Infinitely Losing My Edge
Yeah, I'm losing my edge.
I'm losing my edge.
The kids are coming up from behind.
I'm losing my edge.
I'm losing my edge to the kids from Uganda and from Stockholm.
But I was there.
I was there in 1968.
I was there at the first Can show in Cologne.
I'm losing my edge.
I'm losing my edge to the kids whose footsteps I hear when they get on the decks.
I'm losing my edge to the internet seekers who can tell me every member of every good group from 1969 to 1972.
I'm losing my edge.
To all the kids in Johannesburg and Copenhagen.
I'm losing my edge to the art-school Spokane kids in little jackets and borrowed nostalgia for the unremembered nineties.
I'm losing my edge.
I'm losing my edge.
I can hear the footsteps every night on the decks.
But I was there.
I was there in 1971 at the first Neu! practice in a loft in Düsseldorf.
I was working on the arpeggiator sounds with much patience.
I was there when Captain Beefheart started up his first band.
I told him, "Don't do it that way. You'll never make a dime."
I was there.
I was the first guy playing Terror Squad Feat. Camron to the rap kids.
I played it at Cafe Wha.
Everybody thought I was crazy.
We all know.
I was there.
I was there.
I've never been wrong.
But I'm losing my edge to better-looking people with better ideas and more talent.
And they're actually really, really nice.
I'm losing my edge.
I heard you have a compilation of every good song ever done by anybody.
Every great song by Funkadelic. All the underground hits.
All Hasil Adkins tracks. I heard you have a vinyl of every Average White Band record on German import.
I heard that you have a white label of every seminal electroclash hit - 1985, '86, '87.
I heard that you have a CD compilation of every good '50s cut and another box set from the '80s.
I hear you're buying a linndrum and a guitar and are throwing your macbook out the window because you want to make something real. You want to make a Bobby Hutcherson record.
I hear that you and your band have sold your mellotron and bought an arpeggiator.
I hear that you and your band have sold your arpeggiator and bought a mellotron.
I hear everybody that you know is more relevant than everybody that I know.
But have you seen my records?
Flamin' Groovies,
The Leaves,
Drexciya,
Brothers Johnson,
Amazonics,
Kurtis Blow,
La Düsseldorf,
John Cale,
Cameo,
Eric Dolphy,
The Beau Brummels,
Bobbi Humphrey,
D'Angelo,
Kayak,
Terror Squad Feat. Camron,
Pussy Galore,
Terry Callier,
Jerry Gold Smith,
Metal Thangz,
Das Ding,
Dual Sessions,
Leonard Cohen,
Slick Rick,
Marcia Griffiths,
Wolf Eyes,
K-Klass,
Lou Reed & Metallica,
Mr. Review,
Model 500,
The Electric Prunes,
David McCallum,
Sad Lovers and Giants,
Jerry's Kids,
Charles Mingus,
Radio Birdman,
Maurizio,
Arthur Verocai,
Maleditus Sound,
Japan,
Blossom Toes,
Q65,
Judy Mowatt,
Ronan,
Second Layer,
the Bar-Kays,
Thompson Twins,
the Association,
Little Man,
Symarip,
Vaughan Mason & Crew,
Procol Harum,
Can,
Deakin,
Kings Of Tomorrow,
Hoover,
Public Image Ltd.,
Oneida,
Oblivians,
Pylon,
Althea and Donna,
Richard Hell and the Voidoids, Richard Hell and the Voidoids, Richard Hell and the Voidoids, Richard Hell and the Voidoids.

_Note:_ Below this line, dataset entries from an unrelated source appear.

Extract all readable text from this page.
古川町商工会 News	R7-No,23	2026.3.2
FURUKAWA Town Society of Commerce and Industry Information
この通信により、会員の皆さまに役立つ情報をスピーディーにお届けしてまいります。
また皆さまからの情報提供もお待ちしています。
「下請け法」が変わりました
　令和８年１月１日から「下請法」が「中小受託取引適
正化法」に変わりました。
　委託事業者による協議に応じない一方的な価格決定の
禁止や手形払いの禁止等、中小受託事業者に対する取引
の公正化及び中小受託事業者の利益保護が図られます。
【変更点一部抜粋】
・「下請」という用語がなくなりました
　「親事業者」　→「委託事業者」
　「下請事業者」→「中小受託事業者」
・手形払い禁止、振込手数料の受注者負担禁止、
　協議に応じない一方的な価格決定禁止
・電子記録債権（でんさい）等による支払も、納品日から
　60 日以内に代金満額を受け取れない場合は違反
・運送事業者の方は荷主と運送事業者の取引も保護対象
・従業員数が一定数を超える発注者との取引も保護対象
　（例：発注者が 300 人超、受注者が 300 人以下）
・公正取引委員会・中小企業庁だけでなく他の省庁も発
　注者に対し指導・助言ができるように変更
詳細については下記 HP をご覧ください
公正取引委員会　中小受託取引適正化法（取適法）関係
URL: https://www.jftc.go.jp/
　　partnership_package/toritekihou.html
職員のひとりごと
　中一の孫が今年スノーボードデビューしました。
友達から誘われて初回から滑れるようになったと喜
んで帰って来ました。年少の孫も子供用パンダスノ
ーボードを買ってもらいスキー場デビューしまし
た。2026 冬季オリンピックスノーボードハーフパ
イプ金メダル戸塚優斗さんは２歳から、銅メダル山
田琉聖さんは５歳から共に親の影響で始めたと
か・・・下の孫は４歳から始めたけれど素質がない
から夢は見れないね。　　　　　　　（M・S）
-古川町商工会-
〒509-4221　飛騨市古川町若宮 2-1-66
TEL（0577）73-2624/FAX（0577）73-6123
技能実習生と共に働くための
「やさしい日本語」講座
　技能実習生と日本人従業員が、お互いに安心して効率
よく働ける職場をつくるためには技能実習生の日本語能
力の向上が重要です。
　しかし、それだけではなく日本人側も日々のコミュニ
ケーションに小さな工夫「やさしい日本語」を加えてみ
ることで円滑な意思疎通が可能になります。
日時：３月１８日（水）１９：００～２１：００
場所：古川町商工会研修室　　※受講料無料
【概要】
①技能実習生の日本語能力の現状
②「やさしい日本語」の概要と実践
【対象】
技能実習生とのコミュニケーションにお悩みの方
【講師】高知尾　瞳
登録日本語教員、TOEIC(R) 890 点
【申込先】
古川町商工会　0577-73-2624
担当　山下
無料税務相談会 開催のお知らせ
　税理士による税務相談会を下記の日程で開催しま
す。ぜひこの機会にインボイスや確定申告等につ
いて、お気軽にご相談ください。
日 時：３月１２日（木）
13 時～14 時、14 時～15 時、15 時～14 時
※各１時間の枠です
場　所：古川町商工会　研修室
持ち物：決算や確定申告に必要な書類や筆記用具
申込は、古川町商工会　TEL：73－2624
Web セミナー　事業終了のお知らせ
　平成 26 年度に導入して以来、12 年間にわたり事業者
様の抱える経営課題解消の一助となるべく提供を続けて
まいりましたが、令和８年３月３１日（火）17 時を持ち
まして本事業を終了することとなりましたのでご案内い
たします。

You don't know what you really want.
You don't know what you really want.
You don't know what you really want.
You don't know what you really want.
You don't know what you really want.
You don't know what you really want.
You don't know what you really want.
You don't know what you really want.
You don't know what you really want.
You don't know what you really want.
You don't know what you really want.
You don't know what you really want.
You don't know what you really want.
You don't know what you really want.
You don't know what you really want.